Dernière mise à jourUne césure est une pause ou coupure à l'intérieur d'un vers de poésie, distincte de la pause qui se produit à la fin du vers. Elle peut être créée par la ponctuation (un point, une virgule, un tiret ou un point-virgule), par une frontière syntaxique naturelle, ou simplement par le rythme de la parole. Les césures sont classées selon leur position dans le vers : une césure médiane tombe près du milieu, une césure initiale près du début et une césure terminale près de la fin. Dans la poésie en vieil anglais et dans d'autres poésies germaniques anciennes, la césure était un élément structurel formel divisant chaque vers en deux hémistiches. Dans la poésie moderne, elle fonctionne de façon plus souple comme outil pour contrôler le rythme, l'emphase et la texture du silence à l'intérieur d'un vers.
La césure est un trait définitoire de Beowulf et d'autres poésies anglo-saxonnes, où chaque vers est divisé par une forte pause médiane en deux moitiés liées par l'allitération plutôt que par la rime. Alexander Pope utilise la césure avec une précision chirurgicale dans ses distiques héroïques ; dans An Essay on Criticism, des vers comme « To err is human, || to forgive divine » emploient la pause au milieu du vers pour équilibrer deux idées complémentaires avec une force épigrammatique. Dans Song of Myself, les césures de Whitman créent le rythme du souffle lui-même — les pauses fonctionnant comme des silences en musique qui donnent forme aux longs vers expansifs. Gerard Manley Hopkins utilise les césures en combinaison avec son rythme bondissant pour créer des vers qui semblent à la fois fracturés et propulsifs.

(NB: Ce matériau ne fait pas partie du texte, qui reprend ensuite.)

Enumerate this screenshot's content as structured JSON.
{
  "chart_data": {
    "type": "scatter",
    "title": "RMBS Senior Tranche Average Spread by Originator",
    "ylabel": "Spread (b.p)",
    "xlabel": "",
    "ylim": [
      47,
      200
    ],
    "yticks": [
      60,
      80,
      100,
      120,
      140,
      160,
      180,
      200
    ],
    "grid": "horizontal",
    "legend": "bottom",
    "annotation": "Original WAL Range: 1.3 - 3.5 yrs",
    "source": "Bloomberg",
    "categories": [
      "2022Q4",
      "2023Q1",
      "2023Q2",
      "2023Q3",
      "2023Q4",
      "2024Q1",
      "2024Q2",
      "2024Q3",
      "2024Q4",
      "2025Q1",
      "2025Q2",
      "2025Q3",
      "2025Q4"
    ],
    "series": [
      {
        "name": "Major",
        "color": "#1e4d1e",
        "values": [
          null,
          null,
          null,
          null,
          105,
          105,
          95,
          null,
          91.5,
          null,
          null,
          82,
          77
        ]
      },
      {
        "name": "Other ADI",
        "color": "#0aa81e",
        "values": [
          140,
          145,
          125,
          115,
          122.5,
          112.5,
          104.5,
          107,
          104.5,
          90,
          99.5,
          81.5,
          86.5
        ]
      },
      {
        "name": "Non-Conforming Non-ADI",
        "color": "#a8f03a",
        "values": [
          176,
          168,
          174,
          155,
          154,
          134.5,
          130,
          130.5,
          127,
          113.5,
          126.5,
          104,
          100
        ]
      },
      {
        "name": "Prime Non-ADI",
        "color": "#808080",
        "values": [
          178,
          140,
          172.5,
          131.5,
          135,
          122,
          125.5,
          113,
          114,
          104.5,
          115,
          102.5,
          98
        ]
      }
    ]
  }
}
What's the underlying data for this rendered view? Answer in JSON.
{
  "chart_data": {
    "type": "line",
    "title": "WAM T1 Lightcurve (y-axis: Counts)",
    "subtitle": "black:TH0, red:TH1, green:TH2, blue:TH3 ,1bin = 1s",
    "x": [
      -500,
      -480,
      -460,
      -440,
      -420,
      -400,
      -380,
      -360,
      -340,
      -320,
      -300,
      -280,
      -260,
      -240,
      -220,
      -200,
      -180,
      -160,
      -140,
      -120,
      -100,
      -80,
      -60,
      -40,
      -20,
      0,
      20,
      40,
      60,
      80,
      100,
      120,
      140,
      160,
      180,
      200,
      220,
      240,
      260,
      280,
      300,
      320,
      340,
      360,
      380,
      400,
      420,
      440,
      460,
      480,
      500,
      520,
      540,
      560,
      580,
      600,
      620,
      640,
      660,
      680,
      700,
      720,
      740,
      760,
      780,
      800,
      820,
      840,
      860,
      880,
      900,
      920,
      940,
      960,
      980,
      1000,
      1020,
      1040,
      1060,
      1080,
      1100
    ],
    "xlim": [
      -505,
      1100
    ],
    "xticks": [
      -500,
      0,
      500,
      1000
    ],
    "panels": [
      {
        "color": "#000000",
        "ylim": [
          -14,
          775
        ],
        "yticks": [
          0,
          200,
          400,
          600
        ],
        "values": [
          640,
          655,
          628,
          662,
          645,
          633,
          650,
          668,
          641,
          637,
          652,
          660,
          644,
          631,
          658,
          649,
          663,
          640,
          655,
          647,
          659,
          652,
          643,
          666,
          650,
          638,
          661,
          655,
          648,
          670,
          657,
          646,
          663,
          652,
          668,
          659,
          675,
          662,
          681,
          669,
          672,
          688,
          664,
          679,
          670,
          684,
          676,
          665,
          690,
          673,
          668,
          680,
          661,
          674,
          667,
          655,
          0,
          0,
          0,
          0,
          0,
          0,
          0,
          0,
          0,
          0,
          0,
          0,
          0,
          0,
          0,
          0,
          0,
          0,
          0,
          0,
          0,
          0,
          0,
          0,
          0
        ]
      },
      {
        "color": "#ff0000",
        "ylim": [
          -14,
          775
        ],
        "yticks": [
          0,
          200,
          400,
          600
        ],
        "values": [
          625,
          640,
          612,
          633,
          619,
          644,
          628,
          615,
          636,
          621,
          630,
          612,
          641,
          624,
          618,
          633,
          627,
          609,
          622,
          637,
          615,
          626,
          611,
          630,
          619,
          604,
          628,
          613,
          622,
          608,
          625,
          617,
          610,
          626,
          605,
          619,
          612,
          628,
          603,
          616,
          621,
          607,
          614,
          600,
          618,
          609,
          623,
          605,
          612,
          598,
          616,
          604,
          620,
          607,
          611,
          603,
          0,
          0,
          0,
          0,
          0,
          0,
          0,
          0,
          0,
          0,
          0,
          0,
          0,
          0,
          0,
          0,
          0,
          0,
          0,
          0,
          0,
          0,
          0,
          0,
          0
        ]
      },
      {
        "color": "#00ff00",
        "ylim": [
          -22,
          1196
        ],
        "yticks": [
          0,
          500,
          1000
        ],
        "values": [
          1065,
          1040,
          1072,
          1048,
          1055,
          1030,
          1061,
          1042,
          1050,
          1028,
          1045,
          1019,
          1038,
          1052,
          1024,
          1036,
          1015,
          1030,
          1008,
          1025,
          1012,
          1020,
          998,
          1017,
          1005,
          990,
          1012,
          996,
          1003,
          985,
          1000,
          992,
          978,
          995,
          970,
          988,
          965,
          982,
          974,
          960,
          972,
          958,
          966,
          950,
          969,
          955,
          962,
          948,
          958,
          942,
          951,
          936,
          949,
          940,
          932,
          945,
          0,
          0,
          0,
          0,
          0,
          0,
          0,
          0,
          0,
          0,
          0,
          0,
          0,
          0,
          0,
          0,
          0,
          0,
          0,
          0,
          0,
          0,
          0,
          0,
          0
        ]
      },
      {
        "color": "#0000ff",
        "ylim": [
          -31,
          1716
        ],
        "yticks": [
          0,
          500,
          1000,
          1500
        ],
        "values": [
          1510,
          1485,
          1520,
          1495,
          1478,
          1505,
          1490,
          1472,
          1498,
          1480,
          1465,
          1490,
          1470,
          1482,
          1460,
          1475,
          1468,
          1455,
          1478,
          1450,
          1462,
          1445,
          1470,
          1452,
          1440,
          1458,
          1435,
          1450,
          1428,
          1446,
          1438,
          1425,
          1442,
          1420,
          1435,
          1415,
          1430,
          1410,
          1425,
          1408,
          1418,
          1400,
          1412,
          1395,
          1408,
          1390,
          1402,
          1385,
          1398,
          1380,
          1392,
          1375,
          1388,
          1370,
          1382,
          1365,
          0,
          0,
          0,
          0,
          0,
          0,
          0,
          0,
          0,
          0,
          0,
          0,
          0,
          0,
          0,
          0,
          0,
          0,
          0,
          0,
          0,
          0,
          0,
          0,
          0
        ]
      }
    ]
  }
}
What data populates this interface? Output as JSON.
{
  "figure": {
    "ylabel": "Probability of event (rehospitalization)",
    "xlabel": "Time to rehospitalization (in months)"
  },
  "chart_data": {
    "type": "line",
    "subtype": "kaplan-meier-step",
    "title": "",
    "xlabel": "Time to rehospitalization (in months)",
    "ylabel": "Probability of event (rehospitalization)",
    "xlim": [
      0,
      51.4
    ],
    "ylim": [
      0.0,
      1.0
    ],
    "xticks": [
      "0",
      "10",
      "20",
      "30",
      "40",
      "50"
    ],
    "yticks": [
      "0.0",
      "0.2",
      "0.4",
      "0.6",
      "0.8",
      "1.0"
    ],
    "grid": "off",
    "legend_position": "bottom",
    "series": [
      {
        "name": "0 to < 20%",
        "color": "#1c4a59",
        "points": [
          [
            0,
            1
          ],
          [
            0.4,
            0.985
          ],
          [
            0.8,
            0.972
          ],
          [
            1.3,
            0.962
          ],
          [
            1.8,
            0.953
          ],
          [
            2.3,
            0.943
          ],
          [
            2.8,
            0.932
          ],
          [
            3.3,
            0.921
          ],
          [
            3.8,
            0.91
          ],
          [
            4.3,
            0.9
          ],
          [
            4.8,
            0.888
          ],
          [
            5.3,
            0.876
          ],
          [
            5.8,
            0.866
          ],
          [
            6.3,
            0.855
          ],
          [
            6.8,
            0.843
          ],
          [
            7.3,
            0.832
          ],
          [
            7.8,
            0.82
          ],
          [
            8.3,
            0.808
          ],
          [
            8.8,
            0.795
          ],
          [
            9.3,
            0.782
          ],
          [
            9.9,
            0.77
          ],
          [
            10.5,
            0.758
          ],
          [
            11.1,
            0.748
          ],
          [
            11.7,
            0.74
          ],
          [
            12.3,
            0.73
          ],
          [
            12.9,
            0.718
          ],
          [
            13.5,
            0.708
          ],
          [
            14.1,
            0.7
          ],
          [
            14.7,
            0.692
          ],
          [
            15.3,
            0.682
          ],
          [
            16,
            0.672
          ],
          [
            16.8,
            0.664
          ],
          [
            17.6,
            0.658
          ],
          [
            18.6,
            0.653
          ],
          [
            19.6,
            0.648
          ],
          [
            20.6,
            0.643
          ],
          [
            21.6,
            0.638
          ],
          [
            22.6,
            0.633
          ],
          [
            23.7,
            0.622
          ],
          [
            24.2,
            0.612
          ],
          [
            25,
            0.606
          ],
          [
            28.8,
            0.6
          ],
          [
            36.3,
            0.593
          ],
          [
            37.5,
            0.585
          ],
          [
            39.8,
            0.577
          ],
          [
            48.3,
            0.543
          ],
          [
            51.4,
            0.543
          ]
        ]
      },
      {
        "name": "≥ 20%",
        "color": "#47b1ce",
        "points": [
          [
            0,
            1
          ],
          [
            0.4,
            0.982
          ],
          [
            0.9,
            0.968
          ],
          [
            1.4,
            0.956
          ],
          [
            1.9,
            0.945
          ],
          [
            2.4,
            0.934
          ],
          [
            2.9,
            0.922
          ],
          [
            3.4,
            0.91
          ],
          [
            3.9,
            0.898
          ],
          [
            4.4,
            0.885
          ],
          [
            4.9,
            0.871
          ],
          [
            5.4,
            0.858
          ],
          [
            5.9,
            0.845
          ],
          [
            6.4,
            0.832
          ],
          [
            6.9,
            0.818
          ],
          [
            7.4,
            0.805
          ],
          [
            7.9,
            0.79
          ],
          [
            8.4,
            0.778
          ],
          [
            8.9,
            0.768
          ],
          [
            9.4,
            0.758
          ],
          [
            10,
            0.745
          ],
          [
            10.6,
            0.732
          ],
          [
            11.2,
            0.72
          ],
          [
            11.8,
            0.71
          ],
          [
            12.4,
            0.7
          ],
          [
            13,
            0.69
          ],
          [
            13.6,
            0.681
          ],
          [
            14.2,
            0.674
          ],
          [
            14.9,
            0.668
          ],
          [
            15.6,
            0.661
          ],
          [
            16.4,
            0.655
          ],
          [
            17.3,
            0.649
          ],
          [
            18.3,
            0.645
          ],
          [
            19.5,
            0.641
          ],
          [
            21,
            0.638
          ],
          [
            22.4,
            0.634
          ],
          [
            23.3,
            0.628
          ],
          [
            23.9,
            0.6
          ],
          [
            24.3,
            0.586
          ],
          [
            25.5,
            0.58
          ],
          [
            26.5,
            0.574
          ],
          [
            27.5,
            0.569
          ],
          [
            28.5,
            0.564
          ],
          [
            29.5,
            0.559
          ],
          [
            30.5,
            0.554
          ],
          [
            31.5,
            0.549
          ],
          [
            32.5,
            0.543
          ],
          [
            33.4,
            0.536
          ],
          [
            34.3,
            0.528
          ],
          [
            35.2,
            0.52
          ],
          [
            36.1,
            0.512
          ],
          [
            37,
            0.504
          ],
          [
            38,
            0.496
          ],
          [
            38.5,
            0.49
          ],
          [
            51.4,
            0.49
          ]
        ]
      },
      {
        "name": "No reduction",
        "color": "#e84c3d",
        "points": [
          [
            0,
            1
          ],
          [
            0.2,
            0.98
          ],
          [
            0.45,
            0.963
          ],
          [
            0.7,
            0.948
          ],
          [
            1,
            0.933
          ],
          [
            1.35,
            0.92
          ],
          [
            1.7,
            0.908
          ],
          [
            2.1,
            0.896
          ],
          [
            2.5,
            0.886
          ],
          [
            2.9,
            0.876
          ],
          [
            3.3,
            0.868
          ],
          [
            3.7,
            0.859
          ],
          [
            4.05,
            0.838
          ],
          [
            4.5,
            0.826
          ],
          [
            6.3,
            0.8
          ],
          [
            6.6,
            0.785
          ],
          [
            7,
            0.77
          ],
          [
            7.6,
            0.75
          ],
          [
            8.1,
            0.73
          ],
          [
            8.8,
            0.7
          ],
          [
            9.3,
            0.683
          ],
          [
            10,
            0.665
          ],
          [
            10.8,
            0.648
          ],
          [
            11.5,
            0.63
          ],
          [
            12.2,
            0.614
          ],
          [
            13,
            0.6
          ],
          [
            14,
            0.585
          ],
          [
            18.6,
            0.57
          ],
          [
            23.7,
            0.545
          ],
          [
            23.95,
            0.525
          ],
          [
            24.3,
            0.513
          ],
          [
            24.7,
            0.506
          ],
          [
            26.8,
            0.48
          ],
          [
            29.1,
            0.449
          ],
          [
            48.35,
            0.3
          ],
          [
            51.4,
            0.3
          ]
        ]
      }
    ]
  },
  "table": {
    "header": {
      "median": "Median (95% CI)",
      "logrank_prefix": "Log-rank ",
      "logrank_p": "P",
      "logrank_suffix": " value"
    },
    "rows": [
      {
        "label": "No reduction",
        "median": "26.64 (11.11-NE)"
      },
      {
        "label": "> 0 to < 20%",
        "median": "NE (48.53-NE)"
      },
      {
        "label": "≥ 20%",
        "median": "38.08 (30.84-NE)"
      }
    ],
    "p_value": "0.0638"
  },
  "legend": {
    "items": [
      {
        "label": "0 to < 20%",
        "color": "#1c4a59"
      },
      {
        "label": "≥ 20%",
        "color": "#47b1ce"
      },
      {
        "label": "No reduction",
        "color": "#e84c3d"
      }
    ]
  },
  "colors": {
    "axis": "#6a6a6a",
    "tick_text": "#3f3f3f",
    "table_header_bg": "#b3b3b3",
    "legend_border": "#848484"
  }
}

En écrivant de la poésie, utilisez la césure pour introduire de la variété et de la texture à l'intérieur du vers. Un vers sans aucune pause interne peut sembler précipité ou monotone, tandis qu'un vers avec une césure bien placée gagne en profondeur et en intérêt rythmique. Expérimentez en plaçant la pause à différents points du vers et observez comment l'emphase change. Une césure avant le dernier mot ou syntagme d'un vers donne à cette fin un poids supplémentaire. Une césure tôt dans le vers peut créer un sentiment d'hésitation ou d'arrière-pensée. Combinée à l'enjambement, la césure devient particulièrement puissante : un vers enjambé avec une césure au début du vers suivant crée une double pause — un moment de suspension — qui peut transmettre le choc, le deuil ou la révélation.